More generally, I expect we’ll see a move towards more chatbot-like functionality for non-expert users, allowing people to interact with all our data without needing to know all the tricks for drawing insights from the noise. Behind the scenes, this will require explaining more information in text form, and I really hope one side effect of this would be to improve accessibility for blind and low vision people.” 

How will LLMs affect the future of our industry?

“It’s impossible to really anticipate, but off the top of my head it would be: more modes of interaction, seamlessly combining numerical AI with language models, and promoting human creativity. 

We should be able to make social listening available to more people, and build on technologies like AI-powered Search. It’s great that you don’t need to be an expert in Boolean to write queries anymore, but new LLMs will also make synthesizing insights and telling stories quicker and easier.
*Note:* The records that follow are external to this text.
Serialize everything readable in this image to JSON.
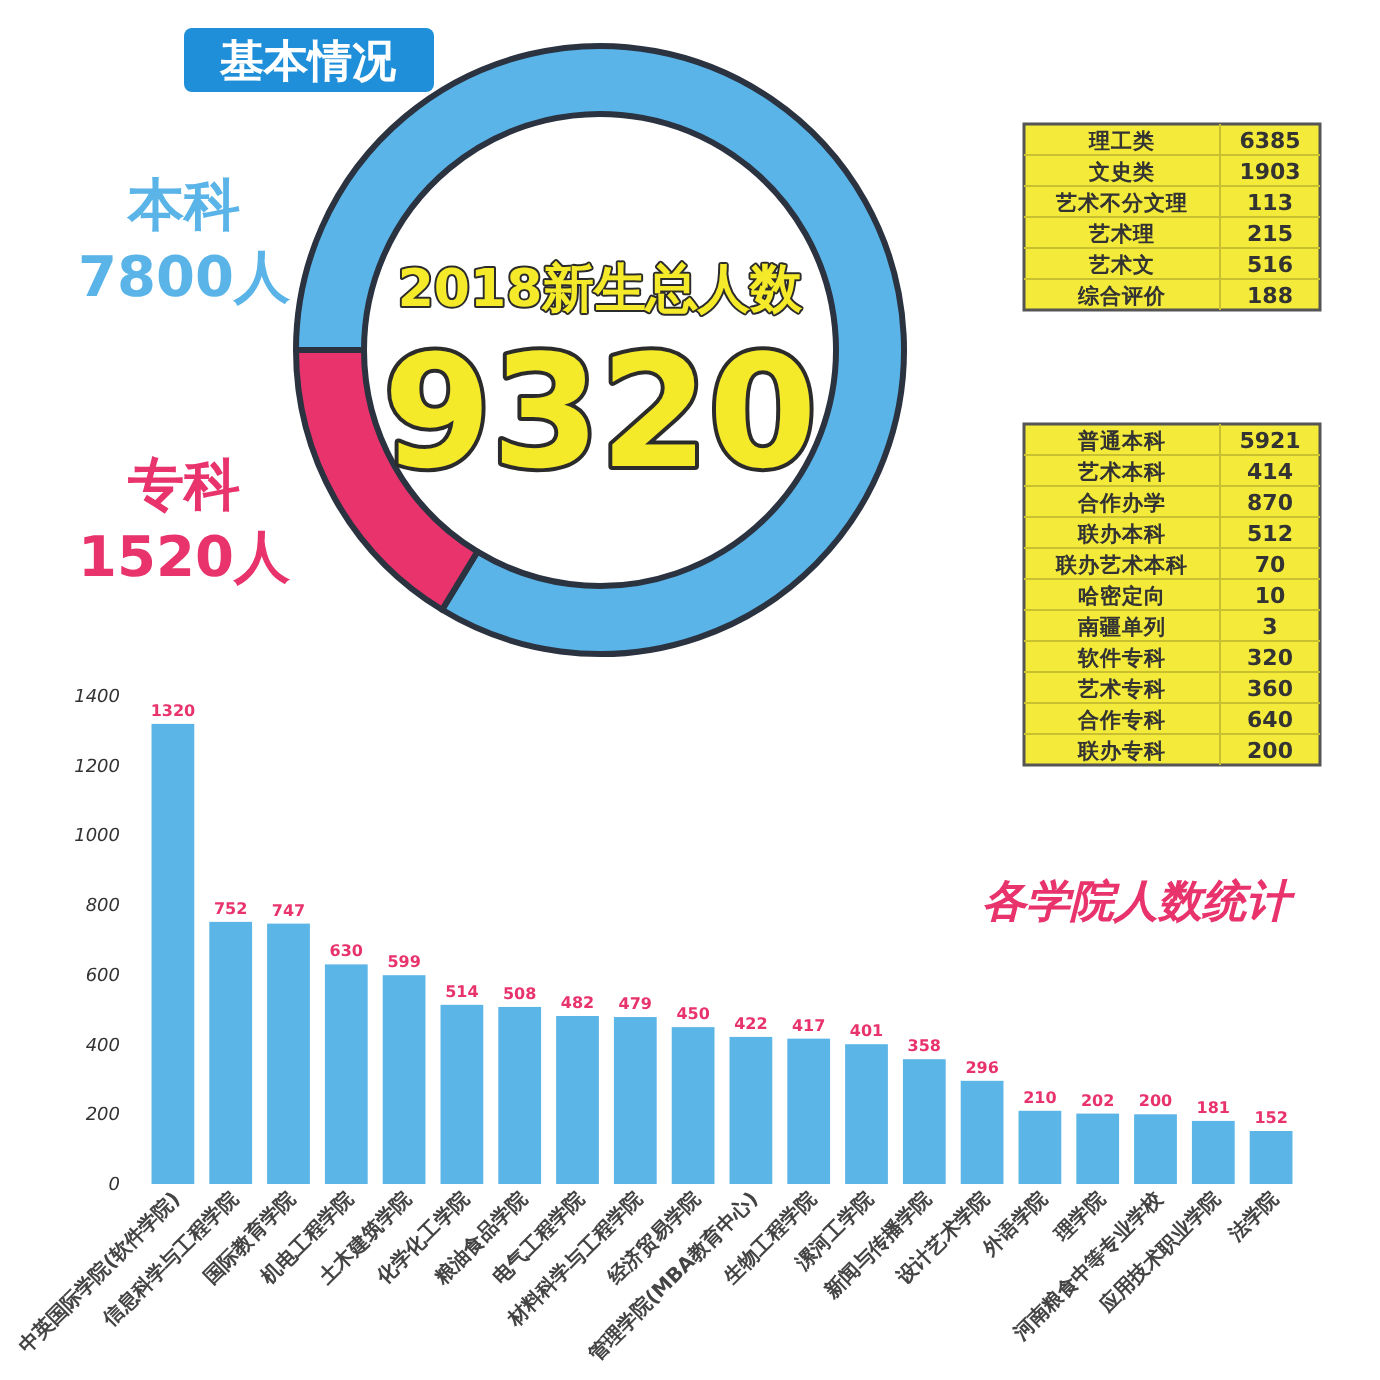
{
  "chart_data": [
    {
      "type": "donut",
      "title": "基本情况",
      "categories": [
        "本科",
        "专科"
      ],
      "values": [
        7800,
        1520
      ],
      "value_labels": [
        "7800人",
        "1520人"
      ],
      "colors": [
        "#5ab4e8",
        "#e8336d"
      ],
      "annotations": [
        "2018新生总人数",
        "9320"
      ]
    },
    {
      "type": "other",
      "categories": [
        "理工类",
        "文史类",
        "艺术不分文理",
        "艺术理",
        "艺术文",
        "综合评价"
      ],
      "values": [
        6385,
        1903,
        113,
        215,
        516,
        188
      ],
      "data_labels": true
    },
    {
      "type": "other",
      "categories": [
        "普通本科",
        "艺术本科",
        "合作办学",
        "联办本科",
        "联办艺术本科",
        "哈密定向",
        "南疆单列",
        "软件专科",
        "艺术专科",
        "合作专科",
        "联办专科"
      ],
      "values": [
        5921,
        414,
        870,
        512,
        70,
        10,
        3,
        320,
        360,
        640,
        200
      ],
      "data_labels": true
    },
    {
      "type": "bar",
      "title": "各学院人数统计",
      "categories": [
        "中英国际学院(软件学院)",
        "信息科学与工程学院",
        "国际教育学院",
        "机电工程学院",
        "土木建筑学院",
        "化学化工学院",
        "粮油食品学院",
        "电气工程学院",
        "材料科学与工程学院",
        "经济贸易学院",
        "管理学院(MBA教育中心)",
        "生物工程学院",
        "漯河工学院",
        "新闻与传播学院",
        "设计艺术学院",
        "外语学院",
        "理学院",
        "河南粮食中等专业学校",
        "应用技术职业学院",
        "法学院"
      ],
      "values": [
        1320,
        752,
        747,
        630,
        599,
        514,
        508,
        482,
        479,
        450,
        422,
        417,
        401,
        358,
        296,
        210,
        202,
        200,
        181,
        152
      ],
      "color": "#5bb5e6",
      "ylim": [
        0,
        1400
      ],
      "yticks": [
        0,
        200,
        400,
        600,
        800,
        1000,
        1200,
        1400
      ],
      "data_labels": true,
      "grid": false
    }
  ]
}
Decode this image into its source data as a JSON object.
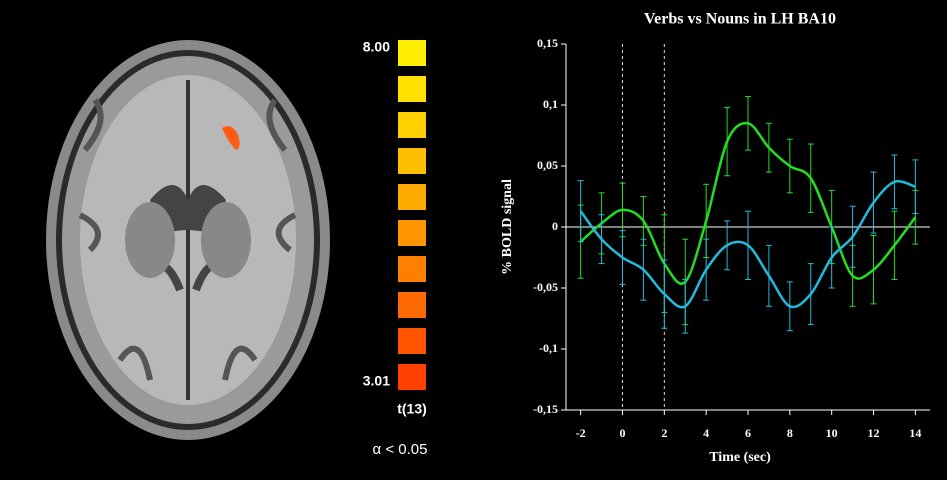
{
  "colorbar": {
    "max_label": "8.00",
    "min_label": "3.01",
    "stat_label": "t(13)",
    "alpha_label": "α < 0.05"
  },
  "chart_data": {
    "type": "line",
    "title": "Verbs vs Nouns in LH BA10",
    "x_label": "Time (sec)",
    "y_label": "% BOLD signal",
    "x": [
      -2,
      -1,
      0,
      1,
      2,
      3,
      4,
      5,
      6,
      7,
      8,
      9,
      10,
      11,
      12,
      13,
      14
    ],
    "series": [
      {
        "color": "#22dd22",
        "values": [
          -0.012,
          0.003,
          0.014,
          0.005,
          -0.03,
          -0.045,
          0.005,
          0.07,
          0.085,
          0.065,
          0.05,
          0.04,
          0.0,
          -0.04,
          -0.035,
          -0.015,
          0.008
        ],
        "errors": [
          0.03,
          0.025,
          0.022,
          0.02,
          0.04,
          0.035,
          0.03,
          0.028,
          0.022,
          0.02,
          0.022,
          0.028,
          0.03,
          0.025,
          0.028,
          0.028,
          0.022
        ]
      },
      {
        "color": "#22bbdd",
        "values": [
          0.013,
          -0.01,
          -0.025,
          -0.035,
          -0.055,
          -0.065,
          -0.035,
          -0.015,
          -0.015,
          -0.04,
          -0.065,
          -0.055,
          -0.025,
          -0.008,
          0.02,
          0.037,
          0.033
        ],
        "errors": [
          0.025,
          0.02,
          0.022,
          0.025,
          0.028,
          0.022,
          0.025,
          0.02,
          0.028,
          0.025,
          0.02,
          0.025,
          0.025,
          0.025,
          0.025,
          0.022,
          0.022
        ]
      }
    ],
    "vlines": [
      0,
      2
    ],
    "xlim": [
      -2.7,
      14.7
    ],
    "xticks": [
      -2,
      0,
      2,
      4,
      6,
      8,
      10,
      12,
      14
    ],
    "ylim": [
      -0.15,
      0.15
    ],
    "yticks": [
      {
        "value": -0.15,
        "label": "-0,15"
      },
      {
        "value": -0.1,
        "label": "-0,1"
      },
      {
        "value": -0.05,
        "label": "-0,05"
      },
      0,
      {
        "value": 0.05,
        "label": "0,05"
      },
      {
        "value": 0.1,
        "label": "0,1"
      },
      {
        "value": 0.15,
        "label": "0,15"
      }
    ]
  }
}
There will always be a key role for statistics, and the world of AI beyond language models. These will continue to be the backbone powering real-time analysis and monitoring as well as long term predictions, and these will mesh more closely with language models. 

ChatGPT and other LLMs are able to produce human-sounding content extremely well, and will continue to improve. The companies with the brightest long-term future are those who listen carefully to their users and think creatively about the core problems which can be solved by AI, plus what parts of the job users want to spend less time doing.

There will be risks along the way, and we shouldn’t get so caught up in the hype that we forget our ethical and scientific standards. As data scientists, we have ethical obligations to accuracy and robustness. But there will also be huge serendipity too, and I’m genuinely excited to see what cool stuff we’re now able to build, and who we can help along the way.”